Qu’en aurait-il été si le phoque ne figurait pas parmi la liste des animaux de l’arrêté de 2011 ?
La sensibilité de l’animal sauvage, notamment du phoque, a déjà été reconnue dans le règlement n°1007/2009 aux termes duquel l’UE interdit l’importation, le transit et la mise sur le marché de produits dérivés du phoque sur le territoire de l’Union qui ne sont pas issus de la chasse traditionnelle. Ce qu’il est intéressant de souligner est la justification de cette mesure qui reconnaît que « les phoques sont des animaux sensibles qui peuvent ressentir de la douleur, de la détresse, de la peur et d’autres formes de souffrance ». Ainsi la chasse non traditionnelle et qui n’est pas pratiquée strictement à des fins de subsistance est interdite (article 3, §1). Il est donc justifié de se demander comment un animal reconnu sensible par le droit de l’Union afin de le protéger de pratiques reconnues comme cruelles à savoir « toutes les méthodes de chasse cruelles ne garantissant pas une mort instantanée, sans souffrances, des animaux », (considérant 1 du règlement cité ci-dessus)), ne pourrait pas l’être en droit interne lorsque son bien-être est remis en cause, à titre individuel.
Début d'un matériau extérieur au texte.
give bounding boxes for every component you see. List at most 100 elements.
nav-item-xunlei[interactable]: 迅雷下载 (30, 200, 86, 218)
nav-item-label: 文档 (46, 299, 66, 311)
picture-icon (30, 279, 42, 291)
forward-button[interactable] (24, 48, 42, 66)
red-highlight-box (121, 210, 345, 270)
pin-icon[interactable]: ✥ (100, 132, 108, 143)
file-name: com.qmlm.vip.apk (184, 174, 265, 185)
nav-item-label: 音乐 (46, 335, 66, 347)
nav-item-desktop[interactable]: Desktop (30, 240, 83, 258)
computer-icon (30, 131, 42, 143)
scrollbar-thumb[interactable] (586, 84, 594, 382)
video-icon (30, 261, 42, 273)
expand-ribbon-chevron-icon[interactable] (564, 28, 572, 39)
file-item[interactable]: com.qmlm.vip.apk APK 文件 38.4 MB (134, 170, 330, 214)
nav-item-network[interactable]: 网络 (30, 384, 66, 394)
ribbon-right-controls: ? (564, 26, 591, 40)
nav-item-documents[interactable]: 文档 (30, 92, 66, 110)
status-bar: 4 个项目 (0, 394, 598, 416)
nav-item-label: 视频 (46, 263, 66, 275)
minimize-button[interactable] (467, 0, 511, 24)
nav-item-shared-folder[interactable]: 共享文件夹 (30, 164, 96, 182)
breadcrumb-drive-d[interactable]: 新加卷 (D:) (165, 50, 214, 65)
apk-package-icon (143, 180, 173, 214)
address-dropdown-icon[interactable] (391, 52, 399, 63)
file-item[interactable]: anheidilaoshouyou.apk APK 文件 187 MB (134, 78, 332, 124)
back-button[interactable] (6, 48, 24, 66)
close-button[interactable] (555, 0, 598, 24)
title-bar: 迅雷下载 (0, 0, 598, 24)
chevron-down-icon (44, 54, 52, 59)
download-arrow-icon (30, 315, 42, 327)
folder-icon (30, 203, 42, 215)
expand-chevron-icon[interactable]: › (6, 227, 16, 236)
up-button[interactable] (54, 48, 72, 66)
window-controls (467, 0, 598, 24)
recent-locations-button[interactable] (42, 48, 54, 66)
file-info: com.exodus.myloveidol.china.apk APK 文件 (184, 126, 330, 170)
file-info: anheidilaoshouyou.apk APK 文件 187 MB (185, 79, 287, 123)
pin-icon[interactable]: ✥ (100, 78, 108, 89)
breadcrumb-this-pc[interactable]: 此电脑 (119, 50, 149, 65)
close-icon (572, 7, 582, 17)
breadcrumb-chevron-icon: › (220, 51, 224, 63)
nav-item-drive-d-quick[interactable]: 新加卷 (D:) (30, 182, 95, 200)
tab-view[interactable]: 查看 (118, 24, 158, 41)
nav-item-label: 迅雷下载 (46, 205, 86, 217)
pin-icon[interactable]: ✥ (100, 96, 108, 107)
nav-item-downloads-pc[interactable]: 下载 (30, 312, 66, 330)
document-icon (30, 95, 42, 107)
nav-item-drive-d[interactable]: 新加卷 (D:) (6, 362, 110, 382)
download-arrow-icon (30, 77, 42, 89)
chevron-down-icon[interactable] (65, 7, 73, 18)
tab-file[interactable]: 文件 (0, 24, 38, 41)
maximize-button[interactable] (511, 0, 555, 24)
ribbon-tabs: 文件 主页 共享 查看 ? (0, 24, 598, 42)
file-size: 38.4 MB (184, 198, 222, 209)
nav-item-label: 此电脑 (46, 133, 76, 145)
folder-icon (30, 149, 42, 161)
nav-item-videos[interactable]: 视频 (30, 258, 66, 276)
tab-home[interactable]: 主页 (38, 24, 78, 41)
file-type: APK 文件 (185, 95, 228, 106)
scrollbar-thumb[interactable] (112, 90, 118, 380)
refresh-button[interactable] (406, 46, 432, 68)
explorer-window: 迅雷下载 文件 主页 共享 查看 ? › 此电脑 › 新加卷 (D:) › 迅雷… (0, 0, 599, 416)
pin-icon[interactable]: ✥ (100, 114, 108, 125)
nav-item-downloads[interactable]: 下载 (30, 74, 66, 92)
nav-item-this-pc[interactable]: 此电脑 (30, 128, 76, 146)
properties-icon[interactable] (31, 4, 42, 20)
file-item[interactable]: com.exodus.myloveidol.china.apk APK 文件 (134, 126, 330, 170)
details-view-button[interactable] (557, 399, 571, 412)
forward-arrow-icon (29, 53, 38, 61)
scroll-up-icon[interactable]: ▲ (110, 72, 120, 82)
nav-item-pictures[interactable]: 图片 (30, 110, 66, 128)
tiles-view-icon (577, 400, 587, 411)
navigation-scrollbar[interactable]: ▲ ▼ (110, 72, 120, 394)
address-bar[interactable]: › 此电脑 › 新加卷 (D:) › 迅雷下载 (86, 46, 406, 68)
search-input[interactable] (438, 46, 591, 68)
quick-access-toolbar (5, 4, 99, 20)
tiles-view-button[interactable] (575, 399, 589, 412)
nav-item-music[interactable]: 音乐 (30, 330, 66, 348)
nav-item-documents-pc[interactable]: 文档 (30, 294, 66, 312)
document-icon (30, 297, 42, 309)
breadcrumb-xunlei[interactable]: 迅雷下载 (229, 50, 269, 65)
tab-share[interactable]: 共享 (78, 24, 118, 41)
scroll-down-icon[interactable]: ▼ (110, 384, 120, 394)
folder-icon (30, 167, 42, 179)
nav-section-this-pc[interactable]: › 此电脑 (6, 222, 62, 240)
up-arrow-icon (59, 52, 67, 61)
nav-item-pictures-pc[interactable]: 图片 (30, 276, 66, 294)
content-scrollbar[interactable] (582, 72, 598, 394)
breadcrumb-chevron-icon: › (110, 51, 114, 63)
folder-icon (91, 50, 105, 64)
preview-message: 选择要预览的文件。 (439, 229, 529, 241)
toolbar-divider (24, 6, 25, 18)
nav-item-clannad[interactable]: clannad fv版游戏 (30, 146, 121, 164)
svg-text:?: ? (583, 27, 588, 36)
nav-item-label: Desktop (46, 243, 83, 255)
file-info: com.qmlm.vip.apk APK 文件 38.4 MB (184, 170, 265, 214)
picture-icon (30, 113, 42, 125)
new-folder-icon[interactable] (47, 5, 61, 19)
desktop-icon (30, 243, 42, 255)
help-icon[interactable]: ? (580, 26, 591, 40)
En conclusion seule la reconnaissance juridique de la sensibilité de tous les animaux, indépendamment de leur situation, pourrait permettre une protection de l’animal sauvage et donc la sanction de toute atteinte individuelle, la réglementation relative à la protection des espèces menacées devant demeurer en vigueur car correspondant à la règle spéciale en matière de protection de faune sauvage vivant en liberté. Une telle reconnaissance entrainerait des contradictions avec certains droits comme par exemple le droit de chasser mais il serait possible d’imaginer, des dérogations comme cela est déjà le cas de la corrida ou des combats de coqs, afin de permettre une protection pénale de l’animal sauvage en tant qu’individu et non seulement comme un « stock ».